Parution : Solaris 115, Gallix, 1995, p. 31-34.
Dans la première partie de cet article, Muriel Martin tente de déterminer les influences qui ont forgé la démarche esthétique et la conception du fantastique de Lovecraft. Lord Dunsany ? Robert W. Chambers ? Victor Rousseau ? En examinant les lectures de Lovecraft qui ont pu servir de catalyseur à son mythe personnel, lectures commentées dans l’un ou l’autre des cinq volumes des Selected Letters parus chez Arkham House, l’essayiste conclut que ce sont des textes philosophiques et scientifiques bien davantage que des œuvres littéraires qui ont marqué l’esthétique littéraire de Lovecraft.

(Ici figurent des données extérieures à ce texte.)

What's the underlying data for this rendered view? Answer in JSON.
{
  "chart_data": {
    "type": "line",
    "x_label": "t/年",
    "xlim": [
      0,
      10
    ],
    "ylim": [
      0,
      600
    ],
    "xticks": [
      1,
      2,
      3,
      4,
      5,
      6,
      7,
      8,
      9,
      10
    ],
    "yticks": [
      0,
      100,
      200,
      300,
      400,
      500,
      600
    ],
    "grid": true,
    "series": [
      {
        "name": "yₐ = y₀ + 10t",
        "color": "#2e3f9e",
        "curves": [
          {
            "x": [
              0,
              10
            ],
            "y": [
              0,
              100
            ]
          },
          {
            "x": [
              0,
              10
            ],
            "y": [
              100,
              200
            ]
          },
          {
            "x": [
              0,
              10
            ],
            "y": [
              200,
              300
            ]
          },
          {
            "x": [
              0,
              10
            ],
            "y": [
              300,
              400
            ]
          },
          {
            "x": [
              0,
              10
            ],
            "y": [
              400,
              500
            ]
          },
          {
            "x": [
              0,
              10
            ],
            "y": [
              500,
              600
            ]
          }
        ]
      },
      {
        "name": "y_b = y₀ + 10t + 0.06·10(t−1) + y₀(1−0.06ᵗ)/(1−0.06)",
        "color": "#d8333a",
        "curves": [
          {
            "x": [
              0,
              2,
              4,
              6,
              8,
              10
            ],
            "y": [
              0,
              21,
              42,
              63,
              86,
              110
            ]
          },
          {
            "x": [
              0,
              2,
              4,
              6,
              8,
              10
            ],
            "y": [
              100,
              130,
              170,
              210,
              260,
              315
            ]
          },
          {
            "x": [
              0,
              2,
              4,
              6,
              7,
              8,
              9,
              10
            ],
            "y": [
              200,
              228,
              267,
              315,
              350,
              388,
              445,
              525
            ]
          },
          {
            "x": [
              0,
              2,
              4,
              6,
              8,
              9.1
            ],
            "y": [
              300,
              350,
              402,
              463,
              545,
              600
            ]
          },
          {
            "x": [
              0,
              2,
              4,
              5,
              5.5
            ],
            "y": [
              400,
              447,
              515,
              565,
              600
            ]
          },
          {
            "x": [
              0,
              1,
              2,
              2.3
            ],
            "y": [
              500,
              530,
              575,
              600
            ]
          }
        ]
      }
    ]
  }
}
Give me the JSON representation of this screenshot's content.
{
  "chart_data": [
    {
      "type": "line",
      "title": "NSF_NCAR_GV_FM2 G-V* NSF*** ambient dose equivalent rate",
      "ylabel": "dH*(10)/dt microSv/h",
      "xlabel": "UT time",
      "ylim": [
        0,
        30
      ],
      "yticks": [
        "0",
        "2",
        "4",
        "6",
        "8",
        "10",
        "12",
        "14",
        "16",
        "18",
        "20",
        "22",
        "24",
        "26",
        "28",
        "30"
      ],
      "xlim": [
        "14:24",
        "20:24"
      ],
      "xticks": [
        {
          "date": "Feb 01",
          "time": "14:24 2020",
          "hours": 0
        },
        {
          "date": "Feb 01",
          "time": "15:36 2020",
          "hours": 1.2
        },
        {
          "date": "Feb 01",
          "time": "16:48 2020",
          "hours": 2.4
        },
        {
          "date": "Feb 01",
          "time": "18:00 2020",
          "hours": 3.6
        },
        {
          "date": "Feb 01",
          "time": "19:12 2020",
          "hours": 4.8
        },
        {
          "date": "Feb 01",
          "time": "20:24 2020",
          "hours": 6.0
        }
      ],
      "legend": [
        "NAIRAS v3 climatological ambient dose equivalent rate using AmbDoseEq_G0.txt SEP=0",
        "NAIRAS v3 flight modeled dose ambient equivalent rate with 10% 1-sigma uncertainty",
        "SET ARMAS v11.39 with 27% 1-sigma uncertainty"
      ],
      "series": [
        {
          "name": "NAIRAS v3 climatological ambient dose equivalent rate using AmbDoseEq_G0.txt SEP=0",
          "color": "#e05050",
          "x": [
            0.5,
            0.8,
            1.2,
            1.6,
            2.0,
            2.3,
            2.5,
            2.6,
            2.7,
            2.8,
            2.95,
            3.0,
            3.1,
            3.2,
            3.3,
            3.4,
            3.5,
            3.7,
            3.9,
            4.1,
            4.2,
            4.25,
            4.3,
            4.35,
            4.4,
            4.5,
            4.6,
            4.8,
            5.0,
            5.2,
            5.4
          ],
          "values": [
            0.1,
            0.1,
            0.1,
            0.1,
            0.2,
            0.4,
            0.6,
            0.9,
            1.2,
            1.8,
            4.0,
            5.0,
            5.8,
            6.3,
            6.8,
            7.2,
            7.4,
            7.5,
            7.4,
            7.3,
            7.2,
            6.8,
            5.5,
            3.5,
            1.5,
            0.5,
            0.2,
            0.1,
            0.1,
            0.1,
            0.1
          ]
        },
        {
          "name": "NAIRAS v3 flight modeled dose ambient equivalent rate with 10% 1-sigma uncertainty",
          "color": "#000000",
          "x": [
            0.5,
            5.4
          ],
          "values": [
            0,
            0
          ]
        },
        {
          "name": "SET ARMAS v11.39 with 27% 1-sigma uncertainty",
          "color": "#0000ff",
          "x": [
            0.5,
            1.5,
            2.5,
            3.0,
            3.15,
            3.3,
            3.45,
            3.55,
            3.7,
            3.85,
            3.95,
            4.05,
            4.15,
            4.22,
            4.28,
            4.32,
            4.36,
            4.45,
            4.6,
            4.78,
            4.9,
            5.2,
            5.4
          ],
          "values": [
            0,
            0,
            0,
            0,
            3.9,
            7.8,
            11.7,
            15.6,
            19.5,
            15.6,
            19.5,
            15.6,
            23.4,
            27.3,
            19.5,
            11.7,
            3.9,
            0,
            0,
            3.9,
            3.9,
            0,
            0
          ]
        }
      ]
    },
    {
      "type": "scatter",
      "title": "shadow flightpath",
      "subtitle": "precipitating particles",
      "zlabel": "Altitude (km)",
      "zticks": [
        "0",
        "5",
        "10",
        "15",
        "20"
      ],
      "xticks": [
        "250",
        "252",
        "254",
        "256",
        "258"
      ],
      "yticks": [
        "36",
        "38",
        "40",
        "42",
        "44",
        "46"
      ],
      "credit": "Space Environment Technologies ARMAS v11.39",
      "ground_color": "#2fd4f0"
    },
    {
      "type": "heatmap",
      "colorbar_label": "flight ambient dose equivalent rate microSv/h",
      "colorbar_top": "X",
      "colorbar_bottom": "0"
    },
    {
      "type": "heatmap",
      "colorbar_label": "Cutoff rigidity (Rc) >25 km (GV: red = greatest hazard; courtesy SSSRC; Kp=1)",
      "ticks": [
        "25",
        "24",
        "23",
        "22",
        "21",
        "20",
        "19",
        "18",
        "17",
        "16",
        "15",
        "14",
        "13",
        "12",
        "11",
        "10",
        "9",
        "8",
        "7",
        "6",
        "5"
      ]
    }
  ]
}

Dans la deuxième partie, Muriel Martin s’applique à identifier les descendants de l’écrivain de Providence qu’elle classe en trois groupes : les frères adoptifs, les bâtards consanguins et les héritiers récessifs. Le premier groupe réunit des collègues ou disciples de Lovecraft (Clark Ashton Smith, Henry Kuttner, Robert E. Howard, Frank Belknap Long) avec lesquels il partage, par des notations allusives, les mythologies ou les livres démoniaques de ses pairs. Le deuxième groupe a comme chef de file August Derleth dont la contribution à la survivance de l’œuvre de Lovecraft par la fondation des éditions Arkham House est inestimable, mais qui a aussi abâtardi l’œuvre en popularisant le pastiche lovecraftien, entreprise de réinterprétation manichéenne de la mythologie lovecraftienne qui substitue le schéma (rassurant) Bien/Mal au déséquilibre cosmique (déstabilisant). Les pasticheurs professionnels « abandonnent la création d’atmosphère, pourtant le critère essentiel pour Lovecraft », pour la remplacer par un schéma mécanique, estime l’essayiste. Elle note toutefois quelques exceptions comme Colin Wilson, Robert Bloch et Fritz Leiber qui trouvent grâce à ses yeux. Le troisième groupe comprend de jeunes auteurs tels que Fred Chappell, Thomas Ligotti et Brian Stableford qui reviennent aux sources de l’inspiration lovecraftienne en paraissant la trahir ou s’en éloigner.
Source : Janelle, Claude, L'ASFFQ 1995, Alire, p. 217.